Mild to moderate hypertriglyceridemia is a condition often associated with obesity and diabetes, with as yet incomplete knowledge of underlying genetic architecture. The 22q11.2 microdeletion is associated with multimorbidity, including increased risk of obesity and diabetes. In this study, we sought to investigate whether the 22q11.2 microdeletion was associated with mild to moderate hypertriglyceridemia (1.7–10 mmol/L).
This was a cohort study comparing 6793 population-based adults and 267 with a 22q11.2 microdeletion aged 17–69 years, excluding those with diabetes or on statins.
We used binomial logistic regression modeling to identify predictors of hypertriglyceridemia, accounting for the 22q11.2 microdeletion, male sex, BMI, ethnicity, age, and antipsychotic medications.
The 22q11.2 microdeletion was a significant independent predictor of mild to moderate hypertriglyceridemia (odds ratio (OR): 2.35, 95% CI: 1.70–3.26). All other factors examined were also significant predictors (OR: 1.23–2.10), except for antipsychotic medication use. Within the 22q11.2 microdeletion subgroup, only male sex (OR: 3.10, 95% CI: 1.77–5.44) and BMI (OR: 1.63, 95% CI: 1.14–1.98) were significant predictors of hypertriglyceridemia, evident at mean age 31.2 years.
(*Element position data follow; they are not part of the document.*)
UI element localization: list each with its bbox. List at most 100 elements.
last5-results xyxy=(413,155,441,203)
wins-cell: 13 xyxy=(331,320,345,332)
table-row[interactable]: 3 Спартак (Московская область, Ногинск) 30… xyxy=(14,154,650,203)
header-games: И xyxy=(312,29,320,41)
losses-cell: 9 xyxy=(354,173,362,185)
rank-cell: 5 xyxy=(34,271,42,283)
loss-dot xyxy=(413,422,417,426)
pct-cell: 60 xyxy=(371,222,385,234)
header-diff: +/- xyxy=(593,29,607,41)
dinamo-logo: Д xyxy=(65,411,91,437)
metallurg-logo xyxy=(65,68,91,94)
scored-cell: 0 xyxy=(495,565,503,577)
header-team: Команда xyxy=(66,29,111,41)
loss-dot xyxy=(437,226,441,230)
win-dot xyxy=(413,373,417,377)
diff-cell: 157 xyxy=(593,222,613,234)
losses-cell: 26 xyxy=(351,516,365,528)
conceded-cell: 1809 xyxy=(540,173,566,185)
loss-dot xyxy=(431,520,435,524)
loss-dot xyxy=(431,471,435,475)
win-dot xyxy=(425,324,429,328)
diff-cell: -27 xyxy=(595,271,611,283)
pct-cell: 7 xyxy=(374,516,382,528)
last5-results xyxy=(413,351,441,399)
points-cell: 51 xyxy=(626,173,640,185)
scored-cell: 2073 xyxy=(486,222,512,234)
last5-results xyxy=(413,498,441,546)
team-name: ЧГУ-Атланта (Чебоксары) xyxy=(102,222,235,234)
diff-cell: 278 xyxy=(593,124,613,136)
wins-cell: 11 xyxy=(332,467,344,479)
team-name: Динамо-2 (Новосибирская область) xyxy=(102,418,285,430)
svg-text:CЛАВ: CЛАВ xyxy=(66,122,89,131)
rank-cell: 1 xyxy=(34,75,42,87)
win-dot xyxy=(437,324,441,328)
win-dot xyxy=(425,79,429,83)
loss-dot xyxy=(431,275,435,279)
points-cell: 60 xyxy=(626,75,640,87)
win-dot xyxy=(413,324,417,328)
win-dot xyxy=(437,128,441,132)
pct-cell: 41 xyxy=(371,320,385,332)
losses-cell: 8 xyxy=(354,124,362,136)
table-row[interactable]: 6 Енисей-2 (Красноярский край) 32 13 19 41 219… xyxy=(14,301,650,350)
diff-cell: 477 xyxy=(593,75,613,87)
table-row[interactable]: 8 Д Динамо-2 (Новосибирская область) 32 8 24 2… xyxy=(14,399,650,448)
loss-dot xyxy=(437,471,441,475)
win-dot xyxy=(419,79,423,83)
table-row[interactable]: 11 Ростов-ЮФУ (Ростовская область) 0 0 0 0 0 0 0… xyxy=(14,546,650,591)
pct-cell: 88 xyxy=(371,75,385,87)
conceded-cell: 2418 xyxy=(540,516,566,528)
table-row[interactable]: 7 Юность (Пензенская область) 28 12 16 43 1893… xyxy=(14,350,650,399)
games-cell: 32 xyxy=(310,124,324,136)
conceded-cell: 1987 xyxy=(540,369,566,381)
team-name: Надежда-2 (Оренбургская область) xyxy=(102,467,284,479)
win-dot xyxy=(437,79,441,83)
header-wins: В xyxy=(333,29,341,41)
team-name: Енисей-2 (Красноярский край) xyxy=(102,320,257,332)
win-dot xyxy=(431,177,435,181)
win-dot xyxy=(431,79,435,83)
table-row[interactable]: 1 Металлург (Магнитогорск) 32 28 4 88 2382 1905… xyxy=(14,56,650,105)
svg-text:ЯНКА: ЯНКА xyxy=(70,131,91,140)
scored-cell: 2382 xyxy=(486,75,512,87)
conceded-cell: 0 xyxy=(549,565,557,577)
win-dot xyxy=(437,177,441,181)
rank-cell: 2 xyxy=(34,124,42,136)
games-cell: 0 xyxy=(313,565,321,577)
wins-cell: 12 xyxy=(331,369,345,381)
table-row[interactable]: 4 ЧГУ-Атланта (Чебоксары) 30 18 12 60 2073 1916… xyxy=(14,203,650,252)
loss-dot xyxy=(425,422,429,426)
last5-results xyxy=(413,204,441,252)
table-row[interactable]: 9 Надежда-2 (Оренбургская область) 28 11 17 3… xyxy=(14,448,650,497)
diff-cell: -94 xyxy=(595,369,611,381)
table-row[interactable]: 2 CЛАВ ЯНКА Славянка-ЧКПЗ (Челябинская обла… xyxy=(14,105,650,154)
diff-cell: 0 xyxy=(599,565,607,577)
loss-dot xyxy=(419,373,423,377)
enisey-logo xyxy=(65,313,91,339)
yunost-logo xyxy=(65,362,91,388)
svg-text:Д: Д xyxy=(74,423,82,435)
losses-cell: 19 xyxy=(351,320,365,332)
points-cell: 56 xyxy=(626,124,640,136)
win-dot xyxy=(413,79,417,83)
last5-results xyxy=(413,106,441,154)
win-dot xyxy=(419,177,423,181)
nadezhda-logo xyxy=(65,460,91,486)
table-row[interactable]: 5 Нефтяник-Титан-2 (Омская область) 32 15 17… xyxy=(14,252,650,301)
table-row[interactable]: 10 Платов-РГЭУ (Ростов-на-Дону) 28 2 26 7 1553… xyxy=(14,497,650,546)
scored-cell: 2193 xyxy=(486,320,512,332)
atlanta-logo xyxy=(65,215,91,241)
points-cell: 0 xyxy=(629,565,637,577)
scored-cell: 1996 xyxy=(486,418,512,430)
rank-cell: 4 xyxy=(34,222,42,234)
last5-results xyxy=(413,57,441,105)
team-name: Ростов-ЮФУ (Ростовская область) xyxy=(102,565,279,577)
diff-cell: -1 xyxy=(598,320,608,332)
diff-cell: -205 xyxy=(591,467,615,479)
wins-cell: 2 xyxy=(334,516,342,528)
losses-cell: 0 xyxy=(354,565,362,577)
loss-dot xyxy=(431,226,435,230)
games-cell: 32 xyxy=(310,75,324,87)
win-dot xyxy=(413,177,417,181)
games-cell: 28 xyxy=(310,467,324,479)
The 22q11.2 microdeletion is associated with hypertriglyceridemia even when accounting for other known risk factors for elevated triglycerides. This effect is seen in young adulthood (76.6% were <40 years), in the absence of diabetes, and irrespective of antipsychotics, suggesting that the 22q11.2 microdeletion may represent an unrecognized genetic risk factor for hypertriglyceridemia, providing novel opportunities for animal and cellular models. Early dyslipidemia screening and management strategies would appear prudent for individuals with 22q11.2 microdeletions.